Logo JawaPos
Author avatar - Image
09 Februari 2026, 17.22 WIB

Jika Anda Masih Merasa Bersalah Karena Beristirahat, Psikologi Mengatakan Anda Mungkin Menunjukkan 7 Kebiasaan Produktivitas Ini

seseorang yang merasa bersalah karena beristirahat./Freepik/freepik - Image

seseorang yang merasa bersalah karena beristirahat./Freepik/freepik

JawaPos.com - Di dunia yang memuja kesibukan, istirahat sering dianggap sebagai kelemahan. Banyak orang merasa bersalah saat berhenti bekerja, bahkan ketika tubuh dan pikiran mereka jelas membutuhkan jeda.

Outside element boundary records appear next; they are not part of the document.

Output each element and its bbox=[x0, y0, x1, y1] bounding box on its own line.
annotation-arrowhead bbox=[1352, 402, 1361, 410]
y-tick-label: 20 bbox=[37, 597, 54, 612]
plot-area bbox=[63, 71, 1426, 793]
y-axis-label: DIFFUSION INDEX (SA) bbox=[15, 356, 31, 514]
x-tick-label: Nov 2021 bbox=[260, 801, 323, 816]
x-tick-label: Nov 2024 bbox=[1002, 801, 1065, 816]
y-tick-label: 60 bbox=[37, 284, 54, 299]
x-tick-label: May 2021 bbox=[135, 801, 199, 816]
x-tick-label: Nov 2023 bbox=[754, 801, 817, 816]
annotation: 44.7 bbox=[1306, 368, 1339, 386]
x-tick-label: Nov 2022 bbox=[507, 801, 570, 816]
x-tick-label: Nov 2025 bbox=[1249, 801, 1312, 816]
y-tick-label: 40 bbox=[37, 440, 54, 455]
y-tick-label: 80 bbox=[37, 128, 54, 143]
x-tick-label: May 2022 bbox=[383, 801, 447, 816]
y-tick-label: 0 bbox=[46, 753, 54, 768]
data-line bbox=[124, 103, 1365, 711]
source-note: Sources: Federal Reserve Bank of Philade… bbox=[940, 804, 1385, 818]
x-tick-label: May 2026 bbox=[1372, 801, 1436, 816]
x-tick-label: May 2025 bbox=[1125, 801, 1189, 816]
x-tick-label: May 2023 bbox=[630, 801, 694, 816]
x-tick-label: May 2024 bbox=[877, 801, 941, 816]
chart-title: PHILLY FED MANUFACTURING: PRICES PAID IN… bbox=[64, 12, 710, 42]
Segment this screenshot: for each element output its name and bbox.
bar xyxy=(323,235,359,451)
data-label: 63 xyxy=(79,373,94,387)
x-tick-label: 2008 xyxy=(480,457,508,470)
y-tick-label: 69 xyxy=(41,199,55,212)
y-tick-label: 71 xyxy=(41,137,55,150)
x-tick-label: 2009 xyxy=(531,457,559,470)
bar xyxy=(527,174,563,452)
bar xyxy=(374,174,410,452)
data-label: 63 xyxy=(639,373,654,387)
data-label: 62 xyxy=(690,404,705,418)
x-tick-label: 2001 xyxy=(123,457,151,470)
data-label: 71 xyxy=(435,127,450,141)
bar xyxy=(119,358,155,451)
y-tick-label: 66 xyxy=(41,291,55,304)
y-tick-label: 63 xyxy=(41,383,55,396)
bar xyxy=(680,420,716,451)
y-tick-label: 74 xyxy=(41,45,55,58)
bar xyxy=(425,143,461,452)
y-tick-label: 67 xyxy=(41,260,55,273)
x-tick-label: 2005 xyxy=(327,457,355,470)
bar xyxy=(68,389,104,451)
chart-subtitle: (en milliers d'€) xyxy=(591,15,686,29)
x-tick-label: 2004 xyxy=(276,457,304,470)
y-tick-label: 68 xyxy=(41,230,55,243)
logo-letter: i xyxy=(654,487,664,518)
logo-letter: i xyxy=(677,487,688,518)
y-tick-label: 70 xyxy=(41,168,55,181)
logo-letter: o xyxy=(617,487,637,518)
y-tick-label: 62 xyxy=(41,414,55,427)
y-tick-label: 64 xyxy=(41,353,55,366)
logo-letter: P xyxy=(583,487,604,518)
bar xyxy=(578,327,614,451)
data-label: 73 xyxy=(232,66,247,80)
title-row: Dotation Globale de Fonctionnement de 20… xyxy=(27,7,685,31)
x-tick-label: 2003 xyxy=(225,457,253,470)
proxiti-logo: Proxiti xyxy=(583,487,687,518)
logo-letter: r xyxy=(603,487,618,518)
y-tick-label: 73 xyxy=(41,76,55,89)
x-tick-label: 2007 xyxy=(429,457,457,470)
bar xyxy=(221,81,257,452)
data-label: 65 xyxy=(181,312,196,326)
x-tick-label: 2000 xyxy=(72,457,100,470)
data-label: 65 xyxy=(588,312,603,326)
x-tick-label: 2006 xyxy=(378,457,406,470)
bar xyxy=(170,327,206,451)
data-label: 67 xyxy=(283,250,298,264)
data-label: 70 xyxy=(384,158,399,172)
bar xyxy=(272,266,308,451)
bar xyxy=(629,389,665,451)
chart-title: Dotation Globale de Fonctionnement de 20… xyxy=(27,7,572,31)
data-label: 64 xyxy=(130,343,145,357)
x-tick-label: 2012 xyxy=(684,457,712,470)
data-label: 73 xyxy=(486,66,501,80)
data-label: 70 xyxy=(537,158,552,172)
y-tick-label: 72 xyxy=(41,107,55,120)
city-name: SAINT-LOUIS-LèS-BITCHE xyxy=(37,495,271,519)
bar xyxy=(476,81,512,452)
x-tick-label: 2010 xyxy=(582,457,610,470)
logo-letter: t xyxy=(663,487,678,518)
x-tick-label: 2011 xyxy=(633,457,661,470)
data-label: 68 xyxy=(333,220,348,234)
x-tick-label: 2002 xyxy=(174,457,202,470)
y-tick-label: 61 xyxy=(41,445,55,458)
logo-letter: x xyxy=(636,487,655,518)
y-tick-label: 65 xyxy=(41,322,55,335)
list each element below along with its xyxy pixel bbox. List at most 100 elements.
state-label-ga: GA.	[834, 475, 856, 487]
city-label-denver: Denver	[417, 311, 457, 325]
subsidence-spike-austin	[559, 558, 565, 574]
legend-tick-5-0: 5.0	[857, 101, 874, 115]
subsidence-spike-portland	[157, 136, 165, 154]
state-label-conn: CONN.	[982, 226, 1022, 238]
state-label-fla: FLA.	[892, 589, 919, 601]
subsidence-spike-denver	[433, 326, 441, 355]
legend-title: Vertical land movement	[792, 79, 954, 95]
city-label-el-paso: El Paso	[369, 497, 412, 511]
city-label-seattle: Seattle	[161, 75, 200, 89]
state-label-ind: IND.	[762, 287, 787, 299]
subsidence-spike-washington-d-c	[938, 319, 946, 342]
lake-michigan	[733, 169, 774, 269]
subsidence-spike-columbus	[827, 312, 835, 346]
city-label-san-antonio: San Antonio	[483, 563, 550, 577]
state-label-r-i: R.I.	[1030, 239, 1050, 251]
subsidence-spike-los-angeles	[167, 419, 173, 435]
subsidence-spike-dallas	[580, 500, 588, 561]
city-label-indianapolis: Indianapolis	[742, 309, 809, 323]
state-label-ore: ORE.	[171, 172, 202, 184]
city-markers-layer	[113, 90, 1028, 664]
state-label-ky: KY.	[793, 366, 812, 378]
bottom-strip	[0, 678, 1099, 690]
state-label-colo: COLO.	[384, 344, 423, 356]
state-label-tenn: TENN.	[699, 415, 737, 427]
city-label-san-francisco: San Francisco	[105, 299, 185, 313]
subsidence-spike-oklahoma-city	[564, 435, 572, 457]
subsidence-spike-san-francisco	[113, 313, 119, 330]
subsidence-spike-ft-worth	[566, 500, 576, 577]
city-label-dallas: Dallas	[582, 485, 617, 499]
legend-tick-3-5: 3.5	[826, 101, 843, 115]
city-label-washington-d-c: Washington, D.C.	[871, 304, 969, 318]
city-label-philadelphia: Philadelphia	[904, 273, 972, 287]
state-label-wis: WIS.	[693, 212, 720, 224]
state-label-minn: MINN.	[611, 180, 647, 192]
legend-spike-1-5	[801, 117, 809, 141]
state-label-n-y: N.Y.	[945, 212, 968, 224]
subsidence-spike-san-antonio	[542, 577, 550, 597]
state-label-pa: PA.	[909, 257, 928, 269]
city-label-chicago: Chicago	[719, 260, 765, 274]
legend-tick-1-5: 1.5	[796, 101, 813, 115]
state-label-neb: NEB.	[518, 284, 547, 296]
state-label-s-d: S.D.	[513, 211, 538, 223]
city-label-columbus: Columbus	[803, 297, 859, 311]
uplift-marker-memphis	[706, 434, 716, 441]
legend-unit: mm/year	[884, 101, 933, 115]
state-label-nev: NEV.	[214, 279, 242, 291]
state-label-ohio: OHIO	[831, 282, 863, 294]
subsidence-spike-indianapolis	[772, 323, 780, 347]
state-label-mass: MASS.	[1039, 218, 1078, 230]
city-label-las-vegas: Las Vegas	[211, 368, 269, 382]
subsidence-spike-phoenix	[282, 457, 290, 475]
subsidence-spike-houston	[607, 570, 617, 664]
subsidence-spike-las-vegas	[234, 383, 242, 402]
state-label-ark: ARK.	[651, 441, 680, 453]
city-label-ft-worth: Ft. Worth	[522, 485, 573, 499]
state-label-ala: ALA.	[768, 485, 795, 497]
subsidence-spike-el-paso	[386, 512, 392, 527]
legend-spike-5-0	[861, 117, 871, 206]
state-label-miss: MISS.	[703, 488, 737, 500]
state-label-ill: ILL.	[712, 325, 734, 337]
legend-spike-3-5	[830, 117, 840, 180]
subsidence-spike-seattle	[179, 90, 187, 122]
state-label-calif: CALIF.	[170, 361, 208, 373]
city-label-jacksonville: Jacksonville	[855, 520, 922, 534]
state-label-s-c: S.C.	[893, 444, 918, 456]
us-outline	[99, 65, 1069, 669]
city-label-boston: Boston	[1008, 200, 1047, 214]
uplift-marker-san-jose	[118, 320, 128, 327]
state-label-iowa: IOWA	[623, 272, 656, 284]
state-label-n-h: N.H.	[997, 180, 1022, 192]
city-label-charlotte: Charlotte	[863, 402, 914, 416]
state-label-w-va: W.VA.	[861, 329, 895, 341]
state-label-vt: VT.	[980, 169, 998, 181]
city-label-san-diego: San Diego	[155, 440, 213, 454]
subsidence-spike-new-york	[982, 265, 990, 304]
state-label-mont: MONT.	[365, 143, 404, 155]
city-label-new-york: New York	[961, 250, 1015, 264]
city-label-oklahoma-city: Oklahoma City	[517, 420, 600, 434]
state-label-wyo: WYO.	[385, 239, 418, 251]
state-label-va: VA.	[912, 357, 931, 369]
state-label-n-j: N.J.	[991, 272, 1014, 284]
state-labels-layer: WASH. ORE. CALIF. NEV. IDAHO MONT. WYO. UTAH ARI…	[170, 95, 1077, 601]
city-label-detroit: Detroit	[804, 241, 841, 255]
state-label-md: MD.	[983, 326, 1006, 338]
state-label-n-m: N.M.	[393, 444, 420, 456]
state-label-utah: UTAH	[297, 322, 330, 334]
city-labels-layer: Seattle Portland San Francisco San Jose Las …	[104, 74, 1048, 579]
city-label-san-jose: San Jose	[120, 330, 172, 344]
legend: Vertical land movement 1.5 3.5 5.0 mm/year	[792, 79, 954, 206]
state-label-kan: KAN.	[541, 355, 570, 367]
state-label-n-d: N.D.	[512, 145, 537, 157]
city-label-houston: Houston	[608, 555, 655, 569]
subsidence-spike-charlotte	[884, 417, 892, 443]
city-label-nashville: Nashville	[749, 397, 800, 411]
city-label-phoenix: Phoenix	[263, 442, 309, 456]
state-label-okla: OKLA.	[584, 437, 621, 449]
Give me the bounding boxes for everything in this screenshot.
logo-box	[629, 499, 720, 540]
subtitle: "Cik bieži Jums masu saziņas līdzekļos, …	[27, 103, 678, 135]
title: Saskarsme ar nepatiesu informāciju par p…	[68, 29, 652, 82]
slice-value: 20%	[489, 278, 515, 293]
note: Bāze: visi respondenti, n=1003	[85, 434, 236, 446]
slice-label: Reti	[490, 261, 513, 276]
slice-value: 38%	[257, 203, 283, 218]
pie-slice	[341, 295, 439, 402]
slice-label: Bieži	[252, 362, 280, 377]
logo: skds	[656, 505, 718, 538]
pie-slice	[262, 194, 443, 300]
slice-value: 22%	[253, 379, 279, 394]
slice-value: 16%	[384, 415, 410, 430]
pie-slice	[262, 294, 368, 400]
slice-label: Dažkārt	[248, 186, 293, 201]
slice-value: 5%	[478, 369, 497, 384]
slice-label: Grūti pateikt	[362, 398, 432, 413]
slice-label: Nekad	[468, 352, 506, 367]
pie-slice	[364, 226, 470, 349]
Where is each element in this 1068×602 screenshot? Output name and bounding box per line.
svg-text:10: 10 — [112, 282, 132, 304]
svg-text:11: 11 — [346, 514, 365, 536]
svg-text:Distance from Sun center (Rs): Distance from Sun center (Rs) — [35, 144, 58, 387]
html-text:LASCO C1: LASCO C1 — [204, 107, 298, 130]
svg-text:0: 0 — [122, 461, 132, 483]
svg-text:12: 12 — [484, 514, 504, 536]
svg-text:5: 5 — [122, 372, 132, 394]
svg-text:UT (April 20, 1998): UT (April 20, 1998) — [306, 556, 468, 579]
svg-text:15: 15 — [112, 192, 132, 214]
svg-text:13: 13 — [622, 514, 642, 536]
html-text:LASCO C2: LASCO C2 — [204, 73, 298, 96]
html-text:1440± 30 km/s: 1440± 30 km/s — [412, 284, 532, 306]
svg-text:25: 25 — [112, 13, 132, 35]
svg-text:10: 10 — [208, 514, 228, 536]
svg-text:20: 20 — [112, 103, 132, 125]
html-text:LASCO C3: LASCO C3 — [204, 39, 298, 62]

Jika Anda termasuk orang yang merasa cemas, gelisah, atau tidak nyaman hanya karena berbaring sejenak, psikologi memiliki penjelasan menarik: rasa bersalah saat beristirahat sering kali bukan tanda kemalasan, tetapi justru cerminan pola produktivitas tertentu yang ekstrem.

Ironisnya, orang-orang yang paling sulit beristirahat justru sering kali adalah mereka yang paling disiplin, ambisius, dan berorientasi pada hasil.

Namun, kebiasaan ini jika tidak disadari bisa berubah menjadi tekanan psikologis, kelelahan mental, bahkan burnout kronis.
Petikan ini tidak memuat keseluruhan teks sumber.